Last week Cornell University, Google Research, and UC Berkeley published a paper with an intriguing title "Tracking Everything Everywhere All at Once". It proposes a solution for the track any point problem. As the name hints, it tracks everything everywhere - meaning pixels across all frames, even if they are occluded. See the beautiful visualizations from the paper’s OmniMotion website:
So, if you select a specific pixel, you can find its coordinates on all previous frames, as well as on all next frames. That is fantastic! However, we believe (while no code is available) this pixel should be a good feature to track, e.g. corner, not from single-color or low-textured areas.
The first thing is that this algorithm is intended to work on the whole video all at once. It runs an optimization process given all video frames, so it is not designed for real-time tracking. However, it might be useful for the analysis of surveillance videos or sports analytics.

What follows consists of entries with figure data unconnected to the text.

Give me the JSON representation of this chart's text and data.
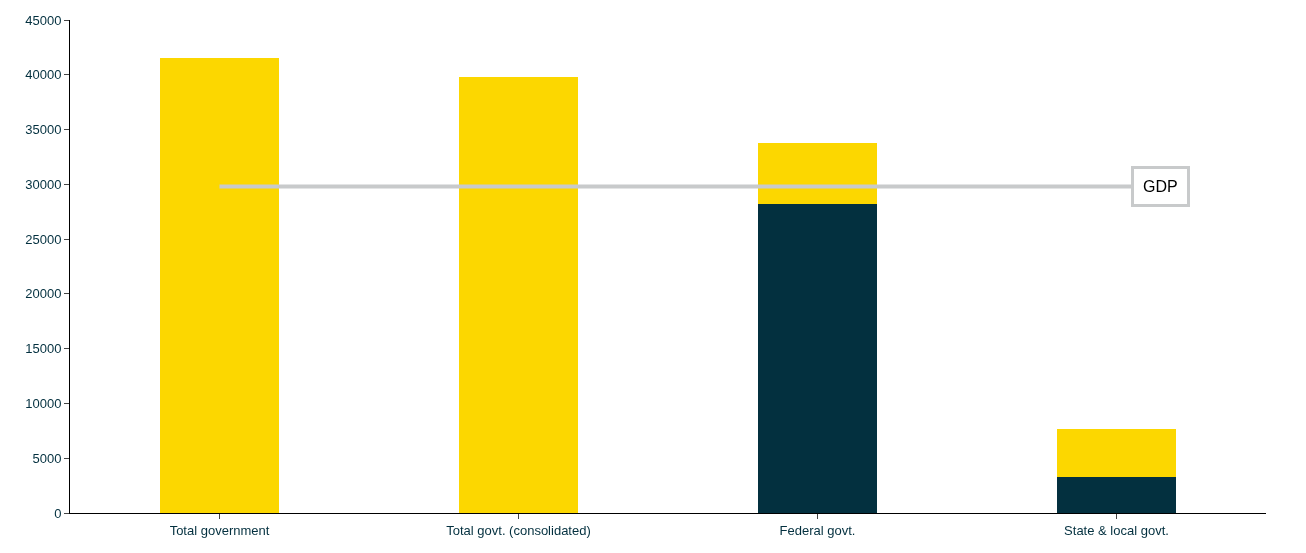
{
  "chart_data": {
    "type": "bar",
    "stacked": true,
    "categories": [
      "Total government",
      "Total govt. (consolidated)",
      "Federal govt.",
      "State & local govt."
    ],
    "series": [
      {
        "color": "#03303f",
        "values": [
          null,
          null,
          28200,
          3300
        ]
      },
      {
        "color": "#fcd700",
        "values": [
          41500,
          39800,
          5600,
          4400
        ]
      }
    ],
    "ylim": [
      0,
      45000
    ],
    "yticks": [
      0,
      5000,
      10000,
      15000,
      20000,
      25000,
      30000,
      35000,
      40000,
      45000
    ],
    "ref_lines": [
      {
        "axis": "y",
        "value": 29800,
        "label": "GDP",
        "color": "#c8cacb"
      }
    ]
  }
}
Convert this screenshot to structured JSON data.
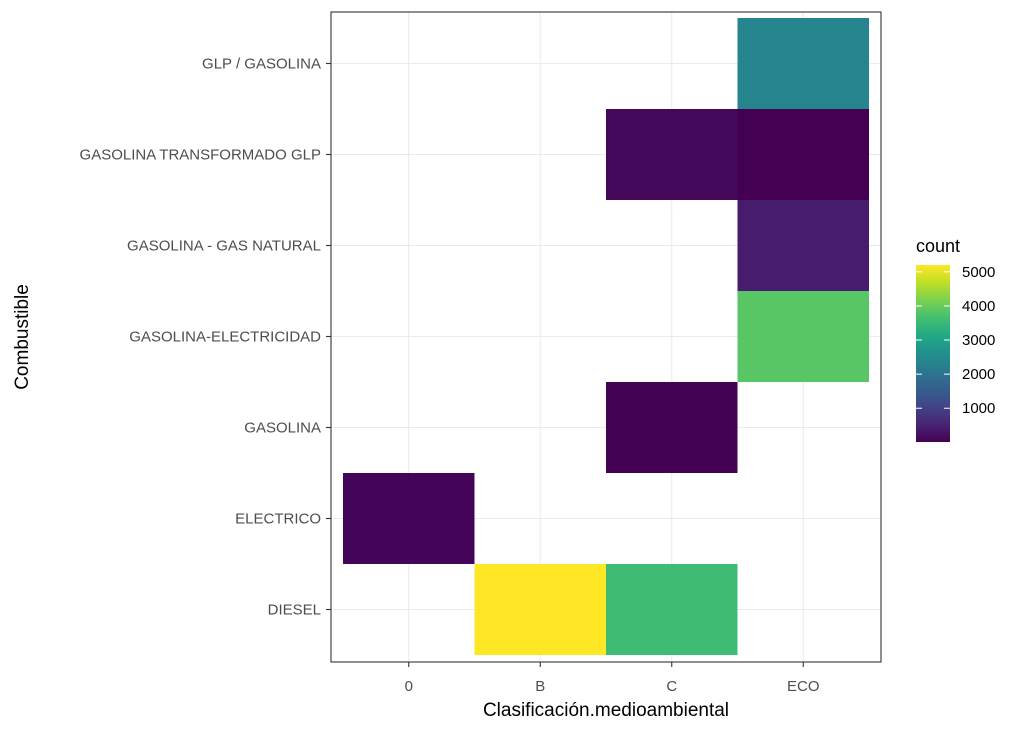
{
  "chart_data": {
    "type": "heatmap",
    "xlabel": "Clasificación.medioambiental",
    "ylabel": "Combustible",
    "x_categories": [
      "0",
      "B",
      "C",
      "ECO"
    ],
    "y_categories": [
      "DIESEL",
      "ELECTRICO",
      "GASOLINA",
      "GASOLINA-ELECTRICIDAD",
      "GASOLINA - GAS NATURAL",
      "GASOLINA TRANSFORMADO GLP",
      "GLP / GASOLINA"
    ],
    "cells": [
      {
        "x": "B",
        "y": "DIESEL",
        "value": 5200
      },
      {
        "x": "C",
        "y": "DIESEL",
        "value": 3600
      },
      {
        "x": "0",
        "y": "ELECTRICO",
        "value": 60
      },
      {
        "x": "C",
        "y": "GASOLINA",
        "value": 20
      },
      {
        "x": "ECO",
        "y": "GASOLINA-ELECTRICIDAD",
        "value": 3850
      },
      {
        "x": "ECO",
        "y": "GASOLINA - GAS NATURAL",
        "value": 400
      },
      {
        "x": "C",
        "y": "GASOLINA TRANSFORMADO GLP",
        "value": 100
      },
      {
        "x": "ECO",
        "y": "GASOLINA TRANSFORMADO GLP",
        "value": 10
      },
      {
        "x": "ECO",
        "y": "GLP / GASOLINA",
        "value": 2350
      }
    ],
    "legend": {
      "title": "count",
      "ticks": [
        1000,
        2000,
        3000,
        4000,
        5000
      ],
      "range": [
        10,
        5200
      ],
      "colormap": "viridis",
      "placement": "right"
    },
    "grid": true
  }
}
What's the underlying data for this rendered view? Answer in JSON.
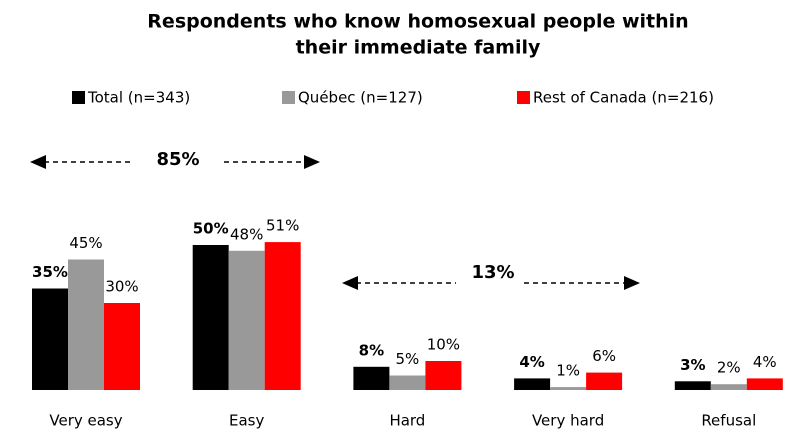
{
  "chart_data": {
    "type": "bar",
    "title": [
      "Respondents who know homosexual people within",
      "their immediate family"
    ],
    "categories": [
      "Very easy",
      "Easy",
      "Hard",
      "Very hard",
      "Refusal"
    ],
    "series": [
      {
        "name": "Total (n=343)",
        "color": "#000000",
        "values": [
          35,
          50,
          8,
          4,
          3
        ],
        "value_labels": [
          "35%",
          "50%",
          "8%",
          "4%",
          "3%"
        ]
      },
      {
        "name": "Québec (n=127)",
        "color": "#999999",
        "values": [
          45,
          48,
          5,
          1,
          2
        ],
        "value_labels": [
          "45%",
          "48%",
          "5%",
          "1%",
          "2%"
        ]
      },
      {
        "name": "Rest of Canada (n=216)",
        "color": "#ff0000",
        "values": [
          30,
          51,
          10,
          6,
          4
        ],
        "value_labels": [
          "30%",
          "51%",
          "10%",
          "6%",
          "4%"
        ]
      }
    ],
    "annotations": [
      "85%",
      "13%"
    ]
  }
}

Second thing: it needs to run an external algorithm for supervision to perform the track optimization process. The authors compute the RAFT optical flow for all frame pairs before the optimization.
The authors propose to map each object pixel from every frame to a single common 3D space (the canonical 3D volume G in the paper). Thus one point in this space corresponds to a 3D trajectory across time. They use two algorithms to create this 3D space:
NeRF to model the volume density and color prediction.
Invertible neural networks capture the camera parameters and scene motion from different frames.
The algorithm overview is shown in the picture below:
The loss functions are flow loss, photometric loss, and penalty for large displacement between consecutive 3D point locations to ensure temporal smoothness of the 3D motion. OmniMotion compares tracking results on the target TAP-Vid benchmark and shows an impressive improvement.
Object tracking remains one of the hard computer vision problems. This paper significantly advances the state-of-the-art using complex but elegant algorithms. It is a great research paper - and we are looking forward to trying it live!
Paper: https://arxiv.org/pdf/2306.05422.pdf